There’s something I hear in almost every painting session I host. Sometimes it’s right at the beginning. Sometimes it comes out halfway through.
But it always sounds something like this:
“I’m not really creative.”
“I’m not an artist.”
“I don’t really know what I’m doing.”
It usually comes as a disclaimer. Like a quiet heads-up, just in case things don’t turn out the way they hoped.
And every time, I get it.
But I also know it’s not true.
You Don’t Need to Be “Creative” to Start
Most people think creativity is something you either have or you don’t.
That’s not how it works.
In my sessions, I don’t guide you step-by-step the entire time. I start with a demo. I show you how acrylic paint works, how to blend, how to use different brushes, and a few simple techniques you can use anywhere.
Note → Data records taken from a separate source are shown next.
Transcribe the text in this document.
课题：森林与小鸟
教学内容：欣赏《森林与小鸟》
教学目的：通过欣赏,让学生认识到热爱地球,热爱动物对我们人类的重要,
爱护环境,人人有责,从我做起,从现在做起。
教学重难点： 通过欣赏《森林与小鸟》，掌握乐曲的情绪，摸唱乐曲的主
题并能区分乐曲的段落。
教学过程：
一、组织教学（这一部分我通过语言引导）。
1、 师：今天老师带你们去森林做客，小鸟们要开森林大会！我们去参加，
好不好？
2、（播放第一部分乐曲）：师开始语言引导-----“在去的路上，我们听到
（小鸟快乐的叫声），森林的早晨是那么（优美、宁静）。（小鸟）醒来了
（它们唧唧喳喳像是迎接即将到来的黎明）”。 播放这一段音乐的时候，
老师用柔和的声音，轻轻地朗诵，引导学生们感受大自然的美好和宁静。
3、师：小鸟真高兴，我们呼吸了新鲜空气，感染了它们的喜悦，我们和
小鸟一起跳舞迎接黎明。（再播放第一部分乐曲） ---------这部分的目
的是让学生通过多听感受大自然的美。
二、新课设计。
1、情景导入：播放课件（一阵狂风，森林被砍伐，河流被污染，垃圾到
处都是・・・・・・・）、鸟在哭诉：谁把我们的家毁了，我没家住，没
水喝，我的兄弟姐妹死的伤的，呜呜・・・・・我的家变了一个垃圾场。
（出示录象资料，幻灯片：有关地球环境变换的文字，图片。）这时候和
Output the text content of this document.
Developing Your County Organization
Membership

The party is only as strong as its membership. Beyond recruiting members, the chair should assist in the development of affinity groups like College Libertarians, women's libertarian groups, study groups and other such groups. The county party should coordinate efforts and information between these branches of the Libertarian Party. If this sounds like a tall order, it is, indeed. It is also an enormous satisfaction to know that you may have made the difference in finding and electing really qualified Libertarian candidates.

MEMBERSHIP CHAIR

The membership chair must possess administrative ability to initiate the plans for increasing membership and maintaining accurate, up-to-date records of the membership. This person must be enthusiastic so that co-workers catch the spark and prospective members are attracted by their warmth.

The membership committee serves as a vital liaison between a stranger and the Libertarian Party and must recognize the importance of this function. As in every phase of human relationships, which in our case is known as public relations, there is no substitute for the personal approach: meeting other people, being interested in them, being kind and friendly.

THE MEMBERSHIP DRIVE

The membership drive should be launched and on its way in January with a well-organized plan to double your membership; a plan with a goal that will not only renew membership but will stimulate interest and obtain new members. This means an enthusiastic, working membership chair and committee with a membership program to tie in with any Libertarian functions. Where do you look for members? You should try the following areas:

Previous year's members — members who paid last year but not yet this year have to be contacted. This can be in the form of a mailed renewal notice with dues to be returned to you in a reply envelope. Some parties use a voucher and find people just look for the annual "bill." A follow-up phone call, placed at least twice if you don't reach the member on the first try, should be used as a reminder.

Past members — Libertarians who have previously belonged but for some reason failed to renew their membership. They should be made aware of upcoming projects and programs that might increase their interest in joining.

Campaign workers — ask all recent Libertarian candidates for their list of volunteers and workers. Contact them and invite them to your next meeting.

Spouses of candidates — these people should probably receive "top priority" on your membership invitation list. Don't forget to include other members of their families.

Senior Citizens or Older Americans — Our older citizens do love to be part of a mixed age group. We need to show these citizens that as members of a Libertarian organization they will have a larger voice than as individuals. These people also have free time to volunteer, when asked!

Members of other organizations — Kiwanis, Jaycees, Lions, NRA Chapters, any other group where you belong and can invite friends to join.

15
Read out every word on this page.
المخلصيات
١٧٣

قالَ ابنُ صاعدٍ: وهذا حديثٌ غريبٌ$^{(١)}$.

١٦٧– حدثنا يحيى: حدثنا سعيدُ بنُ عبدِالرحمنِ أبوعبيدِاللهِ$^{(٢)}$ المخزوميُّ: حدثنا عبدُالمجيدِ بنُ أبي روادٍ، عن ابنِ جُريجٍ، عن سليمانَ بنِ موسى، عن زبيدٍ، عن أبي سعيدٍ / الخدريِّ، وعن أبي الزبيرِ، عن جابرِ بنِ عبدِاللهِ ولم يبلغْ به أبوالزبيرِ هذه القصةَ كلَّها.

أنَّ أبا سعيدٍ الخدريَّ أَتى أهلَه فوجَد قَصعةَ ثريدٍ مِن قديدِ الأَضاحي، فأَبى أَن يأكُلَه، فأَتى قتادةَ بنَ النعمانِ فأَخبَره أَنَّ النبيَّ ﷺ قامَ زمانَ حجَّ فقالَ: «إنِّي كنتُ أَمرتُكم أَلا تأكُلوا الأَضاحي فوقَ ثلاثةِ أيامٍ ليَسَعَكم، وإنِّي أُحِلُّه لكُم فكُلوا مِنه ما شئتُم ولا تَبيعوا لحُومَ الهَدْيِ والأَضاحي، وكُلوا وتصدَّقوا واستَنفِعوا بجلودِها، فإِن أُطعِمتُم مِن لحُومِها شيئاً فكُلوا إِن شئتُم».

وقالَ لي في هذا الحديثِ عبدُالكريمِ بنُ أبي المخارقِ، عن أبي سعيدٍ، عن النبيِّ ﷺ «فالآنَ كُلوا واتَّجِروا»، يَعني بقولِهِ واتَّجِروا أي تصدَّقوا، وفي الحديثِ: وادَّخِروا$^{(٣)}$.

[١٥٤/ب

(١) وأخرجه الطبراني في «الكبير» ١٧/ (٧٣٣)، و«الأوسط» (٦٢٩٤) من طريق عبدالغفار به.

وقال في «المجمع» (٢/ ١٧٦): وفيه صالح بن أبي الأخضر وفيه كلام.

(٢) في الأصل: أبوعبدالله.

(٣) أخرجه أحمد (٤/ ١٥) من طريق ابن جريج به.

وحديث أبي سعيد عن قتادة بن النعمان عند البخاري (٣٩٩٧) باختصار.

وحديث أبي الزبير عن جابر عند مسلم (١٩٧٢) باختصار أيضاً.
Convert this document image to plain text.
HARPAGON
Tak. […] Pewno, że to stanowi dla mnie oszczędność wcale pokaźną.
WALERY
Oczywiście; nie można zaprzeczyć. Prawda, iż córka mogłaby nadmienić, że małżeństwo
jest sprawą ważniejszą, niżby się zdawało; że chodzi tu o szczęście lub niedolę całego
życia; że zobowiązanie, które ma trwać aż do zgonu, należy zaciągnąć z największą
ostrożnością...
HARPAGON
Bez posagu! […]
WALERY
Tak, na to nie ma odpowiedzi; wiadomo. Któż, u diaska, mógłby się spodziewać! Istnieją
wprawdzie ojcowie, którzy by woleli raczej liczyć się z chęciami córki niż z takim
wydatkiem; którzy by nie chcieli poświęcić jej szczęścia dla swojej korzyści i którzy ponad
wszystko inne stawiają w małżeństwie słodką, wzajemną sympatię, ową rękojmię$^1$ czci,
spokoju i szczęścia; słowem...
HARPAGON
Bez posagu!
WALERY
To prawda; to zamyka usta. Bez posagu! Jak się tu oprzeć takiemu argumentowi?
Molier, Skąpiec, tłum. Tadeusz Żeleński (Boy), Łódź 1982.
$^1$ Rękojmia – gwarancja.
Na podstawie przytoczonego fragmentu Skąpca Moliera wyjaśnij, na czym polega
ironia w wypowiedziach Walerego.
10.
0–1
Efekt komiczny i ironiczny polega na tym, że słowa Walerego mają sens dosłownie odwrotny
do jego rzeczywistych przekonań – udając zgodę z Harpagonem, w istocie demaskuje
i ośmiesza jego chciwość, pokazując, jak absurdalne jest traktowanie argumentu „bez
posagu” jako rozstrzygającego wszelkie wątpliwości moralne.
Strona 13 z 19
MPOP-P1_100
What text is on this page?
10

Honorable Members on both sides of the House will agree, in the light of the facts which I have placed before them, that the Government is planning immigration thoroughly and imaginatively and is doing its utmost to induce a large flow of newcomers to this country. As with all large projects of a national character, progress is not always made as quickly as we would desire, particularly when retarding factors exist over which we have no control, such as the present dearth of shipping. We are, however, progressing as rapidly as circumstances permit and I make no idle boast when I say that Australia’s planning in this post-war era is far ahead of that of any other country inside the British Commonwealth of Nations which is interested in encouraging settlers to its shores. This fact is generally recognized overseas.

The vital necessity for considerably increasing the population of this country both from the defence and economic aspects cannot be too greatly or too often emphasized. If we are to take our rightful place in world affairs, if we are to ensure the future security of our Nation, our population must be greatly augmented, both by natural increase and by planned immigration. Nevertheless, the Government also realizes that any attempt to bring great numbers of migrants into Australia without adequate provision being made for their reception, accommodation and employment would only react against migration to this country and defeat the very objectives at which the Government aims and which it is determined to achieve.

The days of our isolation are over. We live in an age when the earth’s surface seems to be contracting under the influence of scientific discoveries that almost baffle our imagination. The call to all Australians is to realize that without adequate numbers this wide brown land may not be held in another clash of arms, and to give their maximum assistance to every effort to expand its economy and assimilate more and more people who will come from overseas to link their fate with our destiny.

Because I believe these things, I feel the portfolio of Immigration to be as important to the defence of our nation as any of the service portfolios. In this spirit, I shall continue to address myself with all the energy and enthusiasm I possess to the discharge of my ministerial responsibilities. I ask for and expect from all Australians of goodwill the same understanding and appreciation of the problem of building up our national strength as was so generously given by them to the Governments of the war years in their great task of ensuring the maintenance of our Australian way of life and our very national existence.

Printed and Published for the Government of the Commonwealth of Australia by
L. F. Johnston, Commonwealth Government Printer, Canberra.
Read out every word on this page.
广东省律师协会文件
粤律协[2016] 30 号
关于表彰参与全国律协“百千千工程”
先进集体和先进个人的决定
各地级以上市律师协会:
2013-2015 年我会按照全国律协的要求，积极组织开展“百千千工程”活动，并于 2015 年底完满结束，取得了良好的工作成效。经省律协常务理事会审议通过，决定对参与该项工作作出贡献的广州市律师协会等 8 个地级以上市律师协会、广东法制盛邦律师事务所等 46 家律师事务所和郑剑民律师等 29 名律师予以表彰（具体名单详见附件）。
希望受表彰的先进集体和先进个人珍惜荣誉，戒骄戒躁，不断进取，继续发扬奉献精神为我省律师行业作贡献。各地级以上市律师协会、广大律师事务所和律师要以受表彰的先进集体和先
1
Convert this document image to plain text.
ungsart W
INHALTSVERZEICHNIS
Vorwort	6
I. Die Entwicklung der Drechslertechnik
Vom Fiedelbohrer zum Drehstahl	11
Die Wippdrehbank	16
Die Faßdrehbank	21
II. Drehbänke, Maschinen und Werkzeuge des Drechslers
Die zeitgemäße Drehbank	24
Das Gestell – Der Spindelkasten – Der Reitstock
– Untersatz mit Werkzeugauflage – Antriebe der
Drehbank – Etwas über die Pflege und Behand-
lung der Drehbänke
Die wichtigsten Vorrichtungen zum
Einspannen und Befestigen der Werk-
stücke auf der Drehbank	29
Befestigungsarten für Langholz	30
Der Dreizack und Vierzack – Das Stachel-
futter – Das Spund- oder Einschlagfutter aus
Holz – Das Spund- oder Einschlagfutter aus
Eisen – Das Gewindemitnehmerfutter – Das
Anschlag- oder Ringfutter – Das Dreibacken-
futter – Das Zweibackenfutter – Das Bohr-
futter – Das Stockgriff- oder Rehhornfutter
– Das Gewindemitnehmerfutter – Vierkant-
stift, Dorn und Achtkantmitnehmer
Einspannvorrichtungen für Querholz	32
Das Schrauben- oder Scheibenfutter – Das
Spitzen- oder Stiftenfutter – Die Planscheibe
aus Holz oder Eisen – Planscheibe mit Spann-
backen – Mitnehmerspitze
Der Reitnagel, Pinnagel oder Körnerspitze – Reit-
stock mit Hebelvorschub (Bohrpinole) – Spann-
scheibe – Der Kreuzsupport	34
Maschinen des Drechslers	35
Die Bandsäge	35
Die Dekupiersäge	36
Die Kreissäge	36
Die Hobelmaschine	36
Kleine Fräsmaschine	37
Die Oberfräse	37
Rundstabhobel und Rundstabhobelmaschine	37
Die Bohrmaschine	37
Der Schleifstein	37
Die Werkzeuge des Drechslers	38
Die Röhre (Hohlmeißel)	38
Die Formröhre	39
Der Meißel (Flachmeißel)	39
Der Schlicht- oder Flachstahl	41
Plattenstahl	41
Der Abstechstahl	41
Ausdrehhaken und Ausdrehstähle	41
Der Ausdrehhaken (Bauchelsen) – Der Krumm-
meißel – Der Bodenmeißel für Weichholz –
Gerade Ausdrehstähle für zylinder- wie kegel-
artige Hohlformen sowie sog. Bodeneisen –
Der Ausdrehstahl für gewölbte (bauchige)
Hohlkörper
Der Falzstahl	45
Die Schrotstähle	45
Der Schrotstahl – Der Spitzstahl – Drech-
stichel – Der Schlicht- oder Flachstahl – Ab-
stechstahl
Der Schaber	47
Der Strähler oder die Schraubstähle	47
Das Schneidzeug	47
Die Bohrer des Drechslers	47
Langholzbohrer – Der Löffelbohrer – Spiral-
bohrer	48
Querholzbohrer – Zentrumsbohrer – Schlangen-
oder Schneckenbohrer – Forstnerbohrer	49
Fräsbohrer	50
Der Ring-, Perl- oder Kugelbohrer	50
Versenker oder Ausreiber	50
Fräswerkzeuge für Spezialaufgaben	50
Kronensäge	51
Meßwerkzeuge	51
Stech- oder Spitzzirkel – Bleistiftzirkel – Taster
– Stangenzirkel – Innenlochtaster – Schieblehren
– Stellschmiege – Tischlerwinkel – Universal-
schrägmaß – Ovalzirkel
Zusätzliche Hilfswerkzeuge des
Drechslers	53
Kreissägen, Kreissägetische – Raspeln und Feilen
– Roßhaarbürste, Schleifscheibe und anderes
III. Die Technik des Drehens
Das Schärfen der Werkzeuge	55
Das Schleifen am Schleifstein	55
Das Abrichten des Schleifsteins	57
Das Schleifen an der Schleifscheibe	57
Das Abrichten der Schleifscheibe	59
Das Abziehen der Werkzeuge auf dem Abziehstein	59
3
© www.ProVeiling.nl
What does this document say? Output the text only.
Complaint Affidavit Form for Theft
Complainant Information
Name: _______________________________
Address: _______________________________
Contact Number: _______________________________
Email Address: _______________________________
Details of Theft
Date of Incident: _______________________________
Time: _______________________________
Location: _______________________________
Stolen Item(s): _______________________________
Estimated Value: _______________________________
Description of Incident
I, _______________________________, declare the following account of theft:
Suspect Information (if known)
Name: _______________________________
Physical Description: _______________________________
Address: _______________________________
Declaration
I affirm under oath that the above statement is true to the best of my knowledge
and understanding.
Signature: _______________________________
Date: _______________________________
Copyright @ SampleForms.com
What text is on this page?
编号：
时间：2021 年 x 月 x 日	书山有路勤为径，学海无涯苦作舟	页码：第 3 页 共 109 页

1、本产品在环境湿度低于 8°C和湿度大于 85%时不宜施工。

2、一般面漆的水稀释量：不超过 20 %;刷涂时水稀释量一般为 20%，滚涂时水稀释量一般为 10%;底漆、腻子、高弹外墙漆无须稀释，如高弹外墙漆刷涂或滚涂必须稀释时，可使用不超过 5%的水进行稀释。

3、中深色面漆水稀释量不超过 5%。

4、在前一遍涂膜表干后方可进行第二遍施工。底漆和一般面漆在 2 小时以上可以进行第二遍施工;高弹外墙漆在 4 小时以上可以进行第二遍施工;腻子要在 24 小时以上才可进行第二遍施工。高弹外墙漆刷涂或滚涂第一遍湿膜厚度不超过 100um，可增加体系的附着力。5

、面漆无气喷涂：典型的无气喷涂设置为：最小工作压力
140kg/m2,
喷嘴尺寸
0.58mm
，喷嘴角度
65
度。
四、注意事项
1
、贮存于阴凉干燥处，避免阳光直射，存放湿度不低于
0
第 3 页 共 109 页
Then I let you take it from there.
That part can feel uncomfortable at first. There’s no exact roadmap. No guarantee of how it’s going to turn out.
But that’s also where people start to loosen up and find their own way.
What That Disclaimer Really Means
When someone says they’re not creative or not an artist, what they’re usually saying is:
“I don’t want to do this wrong.”
There’s a fear of messing it up. Of making something that doesn’t look good. Of comparing your canvas to the person next to you.
That pressure shows up fast.
But painting doesn’t really work like that.
Nothing Is Ruined
One of the biggest things I try to get across in my sessions is this:
Nothing is ruined.
If something doesn’t look right, you can paint over it. You can adjust it. You can turn it into something else.
It just becomes another layer.
I’ve had plenty of paintings I didn’t like while I was working on them. Some of those ended up being the ones people connected with the most.
So I stopped deciding too early whether something was good or bad.
The Middle Always Feels Off
There’s a point in almost every painting where it feels awkward.
Not finished. Not quite working. Not what you had in mind.
That’s normal.
That’s just part of the process.
If you keep going, things shift. Not always in the way you planned, but in a way that becomes your own.
If This Sounds Like You
If you’ve ever felt the need to say,
“I’m not creative,”
or
“I’m not an artist,”
you’re exactly the kind of person these sessions are for.
You don’t need experience.
You don’t need to know what you’re doing.
You just need to show up and be open to trying.
Final Thought
That disclaimer I hear at the beginning?
Most of the time, by the end of the session, it’s gone.
Not because everything turned out perfect, but because people realize they didn’t need it in the first place.